3 years ago

Integrating ecosystem services and human well-being into management practices: Insights from a mountain-basin area, China

The integration of ecosystem services and human well-being into local management and planning remains a challenge in mountain-basin areas. We described the spatial distribution of 8 ecosystem services and analyzed tradeoffs and synergies among them in 2005–2015 based on spatial data and statistical data. Using data from a questionnaire survey, we identified the perception of ecosystem services and assessed subjective well-being. We integrated ecosystem services and subjective well-being using a cluster analysis across townships in the Huailai mountain-basin area, located in a farming-pastoral area of China.

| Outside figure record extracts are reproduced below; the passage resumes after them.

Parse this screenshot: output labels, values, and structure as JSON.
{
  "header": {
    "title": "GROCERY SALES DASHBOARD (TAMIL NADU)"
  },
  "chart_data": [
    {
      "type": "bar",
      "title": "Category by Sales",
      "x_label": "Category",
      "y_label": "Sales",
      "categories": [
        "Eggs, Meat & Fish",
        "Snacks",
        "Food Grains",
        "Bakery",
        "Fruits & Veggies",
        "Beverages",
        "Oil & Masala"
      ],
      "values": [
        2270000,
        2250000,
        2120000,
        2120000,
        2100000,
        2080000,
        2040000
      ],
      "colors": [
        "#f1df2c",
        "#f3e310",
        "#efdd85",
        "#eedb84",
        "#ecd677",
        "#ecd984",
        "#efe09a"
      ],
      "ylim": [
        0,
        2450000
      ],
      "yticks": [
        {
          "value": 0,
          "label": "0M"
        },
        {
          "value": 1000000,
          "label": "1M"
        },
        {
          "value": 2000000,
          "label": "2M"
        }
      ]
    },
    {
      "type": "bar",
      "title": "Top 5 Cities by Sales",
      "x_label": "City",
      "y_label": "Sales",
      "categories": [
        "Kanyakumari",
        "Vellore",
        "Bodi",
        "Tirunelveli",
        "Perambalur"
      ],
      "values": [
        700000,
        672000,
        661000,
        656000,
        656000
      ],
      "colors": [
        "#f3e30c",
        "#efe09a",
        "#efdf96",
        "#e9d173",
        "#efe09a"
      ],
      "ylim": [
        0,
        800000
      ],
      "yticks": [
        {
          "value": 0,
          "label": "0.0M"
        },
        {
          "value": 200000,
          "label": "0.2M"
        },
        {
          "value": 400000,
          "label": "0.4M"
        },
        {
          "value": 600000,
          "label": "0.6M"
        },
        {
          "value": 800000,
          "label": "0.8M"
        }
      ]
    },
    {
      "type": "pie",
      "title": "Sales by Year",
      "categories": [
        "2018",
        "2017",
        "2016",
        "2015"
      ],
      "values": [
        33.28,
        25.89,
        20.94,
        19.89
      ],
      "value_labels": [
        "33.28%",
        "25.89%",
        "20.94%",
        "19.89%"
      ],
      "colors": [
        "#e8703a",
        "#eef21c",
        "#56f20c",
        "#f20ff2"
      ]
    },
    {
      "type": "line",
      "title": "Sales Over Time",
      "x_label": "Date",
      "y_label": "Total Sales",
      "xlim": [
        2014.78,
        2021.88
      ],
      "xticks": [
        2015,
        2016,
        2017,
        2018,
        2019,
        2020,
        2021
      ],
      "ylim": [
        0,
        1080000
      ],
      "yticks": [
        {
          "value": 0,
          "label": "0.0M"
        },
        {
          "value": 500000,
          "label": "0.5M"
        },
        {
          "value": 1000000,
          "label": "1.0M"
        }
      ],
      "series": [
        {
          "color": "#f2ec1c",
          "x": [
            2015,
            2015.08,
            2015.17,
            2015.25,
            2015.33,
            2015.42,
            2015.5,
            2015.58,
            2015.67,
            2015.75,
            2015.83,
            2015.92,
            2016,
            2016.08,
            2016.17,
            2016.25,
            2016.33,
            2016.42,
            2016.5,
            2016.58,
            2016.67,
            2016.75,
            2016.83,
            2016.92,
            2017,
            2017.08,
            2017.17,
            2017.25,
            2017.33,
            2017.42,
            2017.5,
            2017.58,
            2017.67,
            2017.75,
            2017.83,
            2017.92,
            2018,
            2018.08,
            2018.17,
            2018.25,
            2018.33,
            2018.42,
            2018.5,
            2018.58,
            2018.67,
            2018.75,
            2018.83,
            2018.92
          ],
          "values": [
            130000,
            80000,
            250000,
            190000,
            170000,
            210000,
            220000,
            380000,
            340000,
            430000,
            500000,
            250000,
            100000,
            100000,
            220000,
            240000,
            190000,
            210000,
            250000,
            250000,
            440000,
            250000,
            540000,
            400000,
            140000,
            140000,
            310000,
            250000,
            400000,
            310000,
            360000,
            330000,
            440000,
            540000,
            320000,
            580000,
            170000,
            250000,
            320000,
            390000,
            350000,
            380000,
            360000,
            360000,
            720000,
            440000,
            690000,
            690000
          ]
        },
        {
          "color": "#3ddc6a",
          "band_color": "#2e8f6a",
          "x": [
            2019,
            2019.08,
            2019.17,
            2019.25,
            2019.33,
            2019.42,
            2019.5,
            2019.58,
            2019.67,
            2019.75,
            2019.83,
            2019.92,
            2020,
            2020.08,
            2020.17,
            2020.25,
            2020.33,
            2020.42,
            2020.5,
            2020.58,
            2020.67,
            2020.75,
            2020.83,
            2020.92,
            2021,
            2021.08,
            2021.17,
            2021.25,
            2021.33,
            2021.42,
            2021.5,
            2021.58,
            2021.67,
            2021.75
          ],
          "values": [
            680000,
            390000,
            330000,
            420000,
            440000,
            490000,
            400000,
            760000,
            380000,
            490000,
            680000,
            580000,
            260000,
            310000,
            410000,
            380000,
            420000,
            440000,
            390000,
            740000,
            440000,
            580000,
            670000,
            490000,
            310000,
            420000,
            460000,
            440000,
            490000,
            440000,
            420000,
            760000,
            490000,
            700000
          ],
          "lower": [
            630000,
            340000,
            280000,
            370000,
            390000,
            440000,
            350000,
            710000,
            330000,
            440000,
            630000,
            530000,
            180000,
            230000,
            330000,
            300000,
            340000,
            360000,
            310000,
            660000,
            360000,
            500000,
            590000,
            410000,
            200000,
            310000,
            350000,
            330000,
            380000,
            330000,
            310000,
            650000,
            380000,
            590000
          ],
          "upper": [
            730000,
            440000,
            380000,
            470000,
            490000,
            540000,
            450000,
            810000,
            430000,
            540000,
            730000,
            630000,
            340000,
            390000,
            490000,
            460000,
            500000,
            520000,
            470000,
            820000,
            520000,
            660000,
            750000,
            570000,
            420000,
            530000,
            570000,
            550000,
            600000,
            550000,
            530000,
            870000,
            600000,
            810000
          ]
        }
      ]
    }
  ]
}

Within the mountain-basin area, regulating services (carbon sequestration and soil retention), habitat quality and forest recreation were most represented in mountain areas, which had low levels of well-being. High provisioning services generally coincided with high well-being. From the perspectives of stakeholders, two provisioning services (crop and fruit) were perceived as important to well-being but not vulnerable, and four services (soil fertility, nature appreciation, carbon sequestration and fresh water) were critical. Five indicators in well-being (housing conditions, the public health system, natural hazard control, educational freedom and job freedom) were identified as important but not satisfied. Based on our findings, we developed a framework for integrating ecosystem services and human well-being into management practices.